Because the island is man-made mud, it’s basically a giant bowl of jelly in an earthquake. During the 1989 Loma Prieta earthquake, the island settled and cracked significantly. The Navy barracks took a hit. To build the new towers you see going up today, engineers are using a process called "vibratory compaction." They basically stick giant vibrating probes into the ground to shake the soil until it settles into a dense, rock-like mass. It’s loud, it’s expensive, and it’s the only way to make sure the "Naval Station" legacy doesn't end up at the bottom of the Bay during the next Big One.
The Future vs. The Past
The redevelopment plan is massive. We’re talking 8,000 homes. But the shadow of the Naval Station Treasure Island remains. The Navy still technically owns portions of the land that haven't been "found clean" yet. It's a staggered handoff. The city gets a piece, the developer builds a piece, the Navy cleans the next piece.
It’s a weird tension. On one side of a fence, you have people paying $2 million for a condo with a floor-to-ceiling view of the Golden Gate. On the other side, you have guys in hazmat suits scanning the ground for radioactive buttons.
- Environmental Reports: If you’re thinking of moving there, read the "Five-Year Review" reports from the Navy. They are dry, but they tell the real story of what’s been found.
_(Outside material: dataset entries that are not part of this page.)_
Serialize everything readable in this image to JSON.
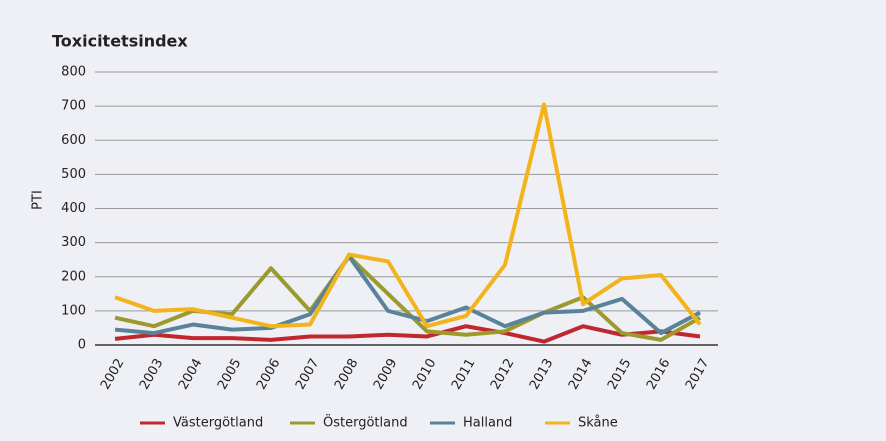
{
  "chart_data": {
    "type": "line",
    "title": "Toxicitetsindex",
    "y_label": "PTI",
    "categories": [
      "2002",
      "2003",
      "2004",
      "2005",
      "2006",
      "2007",
      "2008",
      "2009",
      "2010",
      "2011",
      "2012",
      "2013",
      "2014",
      "2015",
      "2016",
      "2017"
    ],
    "series": [
      {
        "name": "Västergötland",
        "color": "#c1272d",
        "values": [
          18,
          30,
          20,
          20,
          15,
          25,
          25,
          30,
          25,
          55,
          35,
          10,
          55,
          30,
          40,
          25
        ]
      },
      {
        "name": "Östergötland",
        "color": "#9c9a2c",
        "values": [
          80,
          55,
          100,
          90,
          225,
          100,
          260,
          150,
          40,
          30,
          40,
          95,
          140,
          35,
          15,
          80
        ]
      },
      {
        "name": "Halland",
        "color": "#5a8299",
        "values": [
          45,
          35,
          60,
          45,
          50,
          90,
          260,
          100,
          70,
          110,
          55,
          95,
          100,
          135,
          35,
          95
        ]
      },
      {
        "name": "Skåne",
        "color": "#f2b31b",
        "values": [
          140,
          100,
          105,
          80,
          55,
          60,
          265,
          245,
          55,
          85,
          235,
          705,
          120,
          195,
          205,
          60
        ]
      }
    ],
    "ylim": [
      0,
      800
    ],
    "yticks": [
      0,
      100,
      200,
      300,
      400,
      500,
      600,
      700,
      800
    ],
    "grid": true
  }
}
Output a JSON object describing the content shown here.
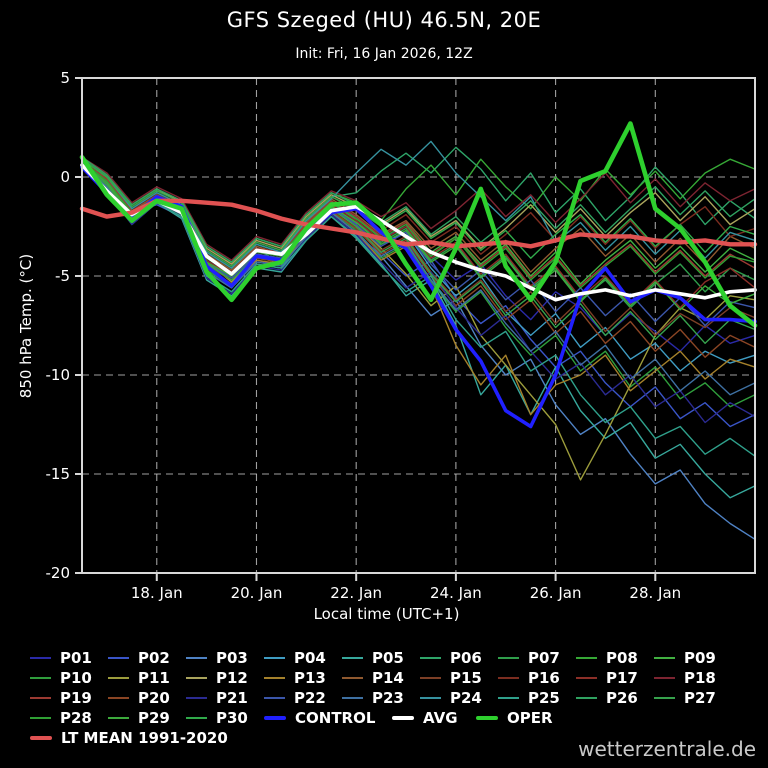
{
  "title": "GFS Szeged (HU) 46.5N, 20E",
  "subtitle": "Init: Fri, 16 Jan 2026, 12Z",
  "watermark": "wetterzentrale.de",
  "chart_data": {
    "type": "line",
    "title": "GFS Szeged (HU) 46.5N, 20E",
    "subtitle": "Init: Fri, 16 Jan 2026, 12Z",
    "xlabel": "Local time (UTC+1)",
    "ylabel": "850 hPa Temp. (°C)",
    "background": "#000000",
    "grid": "dashed",
    "grid_color": "#c8c8c8",
    "frame_color": "#d8d8d8",
    "ylim": [
      -20,
      5
    ],
    "yticks": [
      5,
      0,
      -5,
      -10,
      -15,
      -20
    ],
    "xlim": [
      0,
      13.5
    ],
    "x_step_days": 0.5,
    "xticks": [
      {
        "day": 1.5,
        "label": "18. Jan"
      },
      {
        "day": 3.5,
        "label": "20. Jan"
      },
      {
        "day": 5.5,
        "label": "22. Jan"
      },
      {
        "day": 7.5,
        "label": "24. Jan"
      },
      {
        "day": 9.5,
        "label": "26. Jan"
      },
      {
        "day": 11.5,
        "label": "28. Jan"
      }
    ],
    "members": [
      {
        "name": "P01",
        "color": "#2a2aa8",
        "values": [
          0.6,
          -0.5,
          -2.1,
          -1.0,
          -1.6,
          -4.2,
          -5.0,
          -3.8,
          -4.0,
          -2.6,
          -1.4,
          -2.0,
          -3.1,
          -2.5,
          -4.0,
          -5.2,
          -4.4,
          -6.0,
          -7.2,
          -5.8,
          -6.6,
          -8.0,
          -6.9,
          -7.8,
          -8.8,
          -7.5,
          -8.4,
          -8.0
        ]
      },
      {
        "name": "P02",
        "color": "#3a55c8",
        "values": [
          0.8,
          -0.2,
          -1.8,
          -1.4,
          -2.0,
          -4.8,
          -5.6,
          -4.2,
          -4.5,
          -3.0,
          -1.8,
          -2.6,
          -3.8,
          -5.0,
          -4.2,
          -6.1,
          -7.4,
          -6.5,
          -8.2,
          -9.6,
          -8.8,
          -10.4,
          -11.6,
          -10.6,
          -12.2,
          -11.4,
          -12.6,
          -12.0
        ]
      },
      {
        "name": "P03",
        "color": "#4f82c4",
        "values": [
          0.5,
          -0.6,
          -2.3,
          -1.1,
          -1.7,
          -5.0,
          -5.8,
          -4.4,
          -4.6,
          -2.8,
          -1.6,
          -2.4,
          -4.0,
          -5.5,
          -7.0,
          -6.2,
          -8.5,
          -10.0,
          -9.2,
          -11.5,
          -13.0,
          -12.2,
          -14.0,
          -15.5,
          -14.8,
          -16.5,
          -17.5,
          -18.3
        ]
      },
      {
        "name": "P04",
        "color": "#3f9cc2",
        "values": [
          0.7,
          -0.3,
          -1.9,
          -0.9,
          -1.5,
          -4.0,
          -4.8,
          -3.6,
          -4.4,
          -2.4,
          -1.2,
          -2.2,
          -3.4,
          -2.8,
          -4.6,
          -6.0,
          -5.0,
          -6.8,
          -8.0,
          -6.9,
          -8.6,
          -7.6,
          -9.2,
          -8.4,
          -9.8,
          -8.8,
          -9.4,
          -9.0
        ]
      },
      {
        "name": "P05",
        "color": "#37a89c",
        "values": [
          0.6,
          -0.7,
          -2.4,
          -1.3,
          -2.1,
          -5.2,
          -6.0,
          -4.6,
          -4.8,
          -3.2,
          -2.0,
          -3.0,
          -4.4,
          -6.0,
          -5.2,
          -7.5,
          -11.0,
          -9.5,
          -12.0,
          -9.6,
          -11.8,
          -13.2,
          -12.4,
          -14.2,
          -13.5,
          -15.0,
          -16.2,
          -15.6
        ]
      },
      {
        "name": "P06",
        "color": "#2ea468",
        "values": [
          0.9,
          0.0,
          -1.6,
          -0.8,
          -1.4,
          -3.8,
          -4.6,
          -3.4,
          -3.8,
          -2.2,
          -1.0,
          -0.8,
          0.3,
          1.2,
          0.2,
          1.5,
          0.4,
          -1.2,
          0.2,
          -1.8,
          -0.6,
          -2.2,
          -1.0,
          0.5,
          -0.8,
          -2.4,
          -1.2,
          -2.1
        ]
      },
      {
        "name": "P07",
        "color": "#2f9e4b",
        "values": [
          0.7,
          -0.4,
          -2.0,
          -1.2,
          -1.8,
          -4.4,
          -5.1,
          -3.9,
          -4.1,
          -2.7,
          -1.5,
          -2.3,
          -3.3,
          -2.6,
          -4.2,
          -3.4,
          -5.0,
          -4.0,
          -5.6,
          -4.6,
          -6.2,
          -5.2,
          -6.6,
          -5.4,
          -4.4,
          -5.8,
          -4.6,
          -5.2
        ]
      },
      {
        "name": "P08",
        "color": "#36a836",
        "values": [
          1.0,
          0.1,
          -1.5,
          -0.7,
          -1.2,
          -3.5,
          -4.3,
          -3.1,
          -3.5,
          -1.9,
          -0.8,
          -1.3,
          -2.2,
          -0.6,
          0.6,
          -0.9,
          0.9,
          -0.5,
          -1.6,
          0.0,
          -1.2,
          0.4,
          -0.9,
          0.3,
          -1.1,
          0.2,
          0.9,
          0.4
        ]
      },
      {
        "name": "P09",
        "color": "#41b041",
        "values": [
          0.8,
          -0.1,
          -1.7,
          -1.0,
          -1.6,
          -4.1,
          -4.9,
          -3.7,
          -3.9,
          -2.5,
          -1.3,
          -2.1,
          -3.0,
          -2.3,
          -3.8,
          -3.0,
          -4.4,
          -3.4,
          -5.0,
          -3.8,
          -5.4,
          -4.2,
          -3.2,
          -4.6,
          -3.5,
          -4.8,
          -3.6,
          -4.2
        ]
      },
      {
        "name": "P10",
        "color": "#2f9e3c",
        "values": [
          0.6,
          -0.5,
          -2.2,
          -1.1,
          -1.9,
          -4.7,
          -5.5,
          -4.1,
          -4.3,
          -2.9,
          -1.7,
          -2.7,
          -4.1,
          -3.4,
          -5.3,
          -6.8,
          -5.8,
          -7.6,
          -9.0,
          -8.0,
          -9.8,
          -8.8,
          -10.6,
          -9.6,
          -11.2,
          -10.4,
          -11.6,
          -11.0
        ]
      },
      {
        "name": "P11",
        "color": "#9d9d3c",
        "values": [
          0.7,
          -0.3,
          -1.8,
          -1.3,
          -2.0,
          -4.3,
          -5.3,
          -4.0,
          -4.4,
          -2.6,
          -1.4,
          -2.4,
          -3.6,
          -4.9,
          -6.5,
          -5.5,
          -8.0,
          -9.5,
          -11.0,
          -12.5,
          -15.3,
          -13.0,
          -10.5,
          -8.0,
          -6.6,
          -7.2,
          -6.0,
          -6.2
        ]
      },
      {
        "name": "P12",
        "color": "#aaa45c",
        "values": [
          0.9,
          0.0,
          -1.4,
          -0.6,
          -1.3,
          -3.6,
          -4.4,
          -3.2,
          -3.6,
          -2.0,
          -0.9,
          -1.5,
          -2.4,
          -1.6,
          -3.0,
          -2.2,
          -3.6,
          -2.6,
          -1.4,
          -2.8,
          -1.6,
          -3.0,
          -1.8,
          -0.8,
          -2.2,
          -1.0,
          -2.4,
          -1.6
        ]
      },
      {
        "name": "P13",
        "color": "#a5812b",
        "values": [
          0.5,
          -0.6,
          -2.1,
          -1.2,
          -1.8,
          -4.6,
          -5.4,
          -4.2,
          -4.4,
          -3.0,
          -1.8,
          -2.8,
          -4.2,
          -3.5,
          -5.5,
          -8.5,
          -10.5,
          -9.0,
          -12.0,
          -10.5,
          -10.0,
          -9.0,
          -10.8,
          -9.8,
          -8.8,
          -10.2,
          -9.2,
          -9.6
        ]
      },
      {
        "name": "P14",
        "color": "#90592f",
        "values": [
          0.8,
          -0.2,
          -1.9,
          -0.9,
          -1.5,
          -3.9,
          -4.7,
          -3.5,
          -3.9,
          -2.3,
          -1.1,
          -1.9,
          -2.9,
          -2.2,
          -3.6,
          -2.8,
          -4.2,
          -3.2,
          -4.8,
          -3.6,
          -2.6,
          -4.0,
          -2.9,
          -4.3,
          -3.1,
          -4.4,
          -3.0,
          -3.6
        ]
      },
      {
        "name": "P15",
        "color": "#7d3f26",
        "values": [
          0.6,
          -0.4,
          -2.0,
          -1.1,
          -1.7,
          -4.5,
          -5.2,
          -4.0,
          -4.2,
          -2.8,
          -1.6,
          -2.5,
          -3.7,
          -3.0,
          -4.8,
          -6.2,
          -5.2,
          -6.8,
          -5.8,
          -7.4,
          -6.2,
          -7.8,
          -6.6,
          -8.0,
          -6.9,
          -7.6,
          -6.6,
          -7.1
        ]
      },
      {
        "name": "P16",
        "color": "#7c2d20",
        "values": [
          0.9,
          0.1,
          -1.5,
          -0.8,
          -1.4,
          -3.7,
          -4.5,
          -3.3,
          -3.7,
          -2.1,
          -1.0,
          -1.7,
          -2.7,
          -1.9,
          -3.3,
          -2.5,
          -3.9,
          -2.9,
          -1.8,
          -3.2,
          -2.0,
          -3.4,
          -2.2,
          -3.6,
          -2.4,
          -1.5,
          -3.0,
          -2.6
        ]
      },
      {
        "name": "P17",
        "color": "#8c2f28",
        "values": [
          0.7,
          -0.3,
          -1.8,
          -1.0,
          -1.6,
          -4.2,
          -5.0,
          -3.8,
          -4.0,
          -2.6,
          -1.4,
          -2.2,
          -3.2,
          -2.5,
          -4.1,
          -3.3,
          -4.9,
          -3.9,
          -5.5,
          -4.5,
          -6.1,
          -5.0,
          -6.4,
          -5.2,
          -6.6,
          -5.3,
          -4.6,
          -5.6
        ]
      },
      {
        "name": "P18",
        "color": "#7d2431",
        "values": [
          1.0,
          0.2,
          -1.3,
          -0.5,
          -1.1,
          -3.4,
          -4.2,
          -3.0,
          -3.4,
          -1.8,
          -0.7,
          -1.2,
          -2.0,
          -1.3,
          -2.6,
          -1.7,
          -0.6,
          -2.0,
          -0.9,
          -2.3,
          -1.1,
          0.2,
          -1.3,
          -0.1,
          -1.5,
          -0.3,
          -1.2,
          -0.6
        ]
      },
      {
        "name": "P19",
        "color": "#9c3a32",
        "values": [
          0.8,
          -0.1,
          -1.7,
          -0.9,
          -1.5,
          -4.0,
          -4.8,
          -3.6,
          -3.8,
          -2.4,
          -1.2,
          -2.0,
          -3.0,
          -2.3,
          -3.9,
          -3.1,
          -4.5,
          -3.5,
          -5.1,
          -4.0,
          -5.5,
          -4.4,
          -3.4,
          -4.8,
          -3.7,
          -5.0,
          -3.9,
          -4.6
        ]
      },
      {
        "name": "P20",
        "color": "#8b4524",
        "values": [
          0.6,
          -0.5,
          -2.1,
          -1.2,
          -1.8,
          -4.6,
          -5.4,
          -4.1,
          -4.3,
          -2.9,
          -1.7,
          -2.6,
          -3.9,
          -3.2,
          -5.0,
          -6.5,
          -5.5,
          -7.2,
          -6.2,
          -7.9,
          -6.8,
          -8.4,
          -7.3,
          -8.8,
          -7.7,
          -9.1,
          -8.0,
          -8.6
        ]
      },
      {
        "name": "P21",
        "color": "#2b2b92",
        "values": [
          0.5,
          -0.7,
          -2.4,
          -1.3,
          -2.0,
          -5.1,
          -5.9,
          -4.5,
          -4.7,
          -3.1,
          -1.9,
          -2.9,
          -4.3,
          -5.6,
          -4.8,
          -6.6,
          -8.0,
          -7.0,
          -8.8,
          -10.2,
          -9.4,
          -11.0,
          -10.0,
          -11.6,
          -10.8,
          -12.4,
          -11.4,
          -12.1
        ]
      },
      {
        "name": "P22",
        "color": "#3b56aa",
        "values": [
          0.7,
          -0.4,
          -1.9,
          -1.1,
          -1.7,
          -4.3,
          -5.1,
          -3.9,
          -4.1,
          -2.7,
          -1.5,
          -2.4,
          -3.5,
          -2.8,
          -4.4,
          -5.7,
          -4.7,
          -6.2,
          -5.2,
          -6.8,
          -5.6,
          -7.0,
          -5.9,
          -7.3,
          -6.1,
          -7.5,
          -6.3,
          -6.6
        ]
      },
      {
        "name": "P23",
        "color": "#3e70a2",
        "values": [
          0.6,
          -0.5,
          -2.2,
          -1.2,
          -1.9,
          -4.8,
          -5.6,
          -4.3,
          -4.5,
          -3.0,
          -1.8,
          -2.8,
          -4.0,
          -3.3,
          -5.2,
          -6.7,
          -5.7,
          -7.4,
          -8.8,
          -7.8,
          -9.5,
          -8.5,
          -10.2,
          -9.2,
          -10.8,
          -9.8,
          -11.0,
          -10.4
        ]
      },
      {
        "name": "P24",
        "color": "#36929f",
        "values": [
          0.9,
          0.0,
          -1.6,
          -0.8,
          -1.4,
          -3.8,
          -4.6,
          -3.4,
          -3.8,
          -2.2,
          -1.1,
          0.2,
          1.4,
          0.6,
          1.8,
          0.2,
          -1.0,
          -2.2,
          -1.0,
          -3.3,
          -2.3,
          -3.7,
          -2.5,
          -3.9,
          -2.7,
          -4.1,
          -2.8,
          -3.2
        ]
      },
      {
        "name": "P25",
        "color": "#2fa08b",
        "values": [
          0.5,
          -0.6,
          -2.3,
          -1.3,
          -2.0,
          -5.0,
          -5.8,
          -4.4,
          -4.6,
          -3.2,
          -2.0,
          -3.1,
          -4.5,
          -5.8,
          -5.0,
          -7.2,
          -8.6,
          -7.8,
          -9.8,
          -9.0,
          -11.0,
          -12.4,
          -11.6,
          -13.2,
          -12.6,
          -14.0,
          -13.2,
          -14.1
        ]
      },
      {
        "name": "P26",
        "color": "#2fa260",
        "values": [
          1.0,
          0.1,
          -1.4,
          -0.6,
          -1.2,
          -3.5,
          -4.3,
          -3.1,
          -3.5,
          -1.9,
          -0.8,
          -1.4,
          -2.3,
          -1.5,
          -2.9,
          -2.0,
          -3.3,
          -2.3,
          -1.2,
          -2.6,
          -1.4,
          -2.8,
          -1.6,
          -0.5,
          -1.9,
          -0.7,
          -2.0,
          -1.1
        ]
      },
      {
        "name": "P27",
        "color": "#36a24c",
        "values": [
          0.6,
          -0.4,
          -2.0,
          -1.1,
          -1.8,
          -4.4,
          -5.2,
          -4.0,
          -4.2,
          -2.8,
          -1.6,
          -2.5,
          -3.8,
          -3.1,
          -4.9,
          -6.3,
          -5.3,
          -7.0,
          -6.0,
          -7.6,
          -6.4,
          -8.0,
          -6.8,
          -8.2,
          -7.0,
          -8.4,
          -7.2,
          -7.7
        ]
      },
      {
        "name": "P28",
        "color": "#2fa034",
        "values": [
          0.8,
          -0.2,
          -1.8,
          -1.0,
          -1.6,
          -4.1,
          -4.9,
          -3.7,
          -3.9,
          -2.5,
          -1.3,
          -2.1,
          -3.1,
          -2.4,
          -4.0,
          -3.1,
          -4.6,
          -3.6,
          -5.2,
          -4.1,
          -5.6,
          -4.5,
          -3.5,
          -4.9,
          -3.8,
          -5.1,
          -4.0,
          -4.3
        ]
      },
      {
        "name": "P29",
        "color": "#3caa3c",
        "values": [
          0.7,
          -0.3,
          -1.9,
          -1.1,
          -1.7,
          -4.3,
          -5.0,
          -3.8,
          -4.0,
          -2.6,
          -1.5,
          -2.3,
          -3.4,
          -2.7,
          -4.3,
          -3.5,
          -5.1,
          -4.1,
          -5.7,
          -4.7,
          -6.3,
          -5.1,
          -6.5,
          -5.3,
          -6.7,
          -5.5,
          -6.4,
          -5.9
        ]
      },
      {
        "name": "P30",
        "color": "#30aa4a",
        "values": [
          0.9,
          0.0,
          -1.5,
          -0.7,
          -1.3,
          -3.7,
          -4.5,
          -3.3,
          -3.7,
          -2.1,
          -1.0,
          -1.6,
          -2.5,
          -1.7,
          -3.1,
          -2.3,
          -3.7,
          -2.7,
          -4.1,
          -2.9,
          -1.9,
          -3.3,
          -2.1,
          -3.5,
          -2.4,
          -3.8,
          -2.5,
          -2.9
        ]
      }
    ],
    "main_series": [
      {
        "name": "CONTROL",
        "color": "#2020ff",
        "width": 3.6,
        "values": [
          0.5,
          -0.8,
          -2.0,
          -1.0,
          -1.5,
          -4.5,
          -5.5,
          -4.0,
          -4.2,
          -2.8,
          -1.8,
          -1.6,
          -2.8,
          -3.6,
          -5.5,
          -7.7,
          -9.3,
          -11.8,
          -12.6,
          -10.0,
          -6.0,
          -4.6,
          -6.3,
          -5.7,
          -6.1,
          -7.2,
          -7.2,
          -7.3
        ]
      },
      {
        "name": "AVG",
        "color": "#ffffff",
        "width": 3.6,
        "values": [
          0.6,
          -0.7,
          -1.9,
          -1.2,
          -1.8,
          -4.0,
          -4.9,
          -3.7,
          -3.9,
          -2.9,
          -1.7,
          -1.5,
          -2.2,
          -3.0,
          -3.8,
          -4.3,
          -4.7,
          -5.0,
          -5.6,
          -6.2,
          -5.9,
          -5.7,
          -6.0,
          -5.7,
          -5.9,
          -6.1,
          -5.8,
          -5.7
        ]
      },
      {
        "name": "LT MEAN 1991-2020",
        "color": "#e05252",
        "width": 4.4,
        "values": [
          -1.6,
          -2.0,
          -1.8,
          -1.2,
          -1.2,
          -1.3,
          -1.4,
          -1.7,
          -2.1,
          -2.4,
          -2.6,
          -2.8,
          -3.1,
          -3.4,
          -3.3,
          -3.5,
          -3.4,
          -3.3,
          -3.5,
          -3.2,
          -2.9,
          -3.0,
          -3.0,
          -3.2,
          -3.3,
          -3.2,
          -3.4,
          -3.4
        ]
      },
      {
        "name": "OPER",
        "color": "#2ed02e",
        "width": 4.6,
        "values": [
          1.0,
          -0.9,
          -2.2,
          -1.2,
          -1.6,
          -4.8,
          -6.2,
          -4.6,
          -4.3,
          -2.6,
          -1.4,
          -1.3,
          -2.4,
          -4.4,
          -6.2,
          -3.6,
          -0.6,
          -4.5,
          -6.2,
          -4.3,
          -0.2,
          0.3,
          2.7,
          -1.6,
          -2.6,
          -4.3,
          -6.5,
          -7.5
        ]
      }
    ],
    "legend_position": "bottom"
  }
}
- The Museum: Visit the Treasure Island Museum in Building One. It’s small but gives you the actual context of the Navy’s impact on the Bay Area.
- Explore the Perimeter: The best way to see the naval history is to bike the perimeter. You can see the old piers where the massive transport ships used to dock.
Naval Station Treasure Island is a case study in how we treat our military history. We use the land until it's exhausted, then we spend decades trying to figure out how to live on top of what we left behind. It’s not just a construction site; it’s a 400-acre archive of 20th-century ambition and its unintended consequences.
Next Steps for Information Seekers
If you're looking to dig deeper into the actual status of the land, you need to go straight to the source. Check the Naval Facilities Engineering Systems Command (NAVFAC) website specifically for the Treasure Island BRAC (Base Realignment and Closure) documents. They host the Administrative Record, which contains every soil sample and remediation map produced in the last two decades. For a more critical perspective, look into the archives of the San Francisco Bay View, which has tracked the health concerns of the island's residents more closely than almost any other outlet. Exploring the island in person is still possible, but stick to the paved areas; the remediation zones are strictly off-limits for a reason. Understanding the island requires looking past the new glass facades and acknowledging the heavy, complicated metal that once defined this patch of dirt.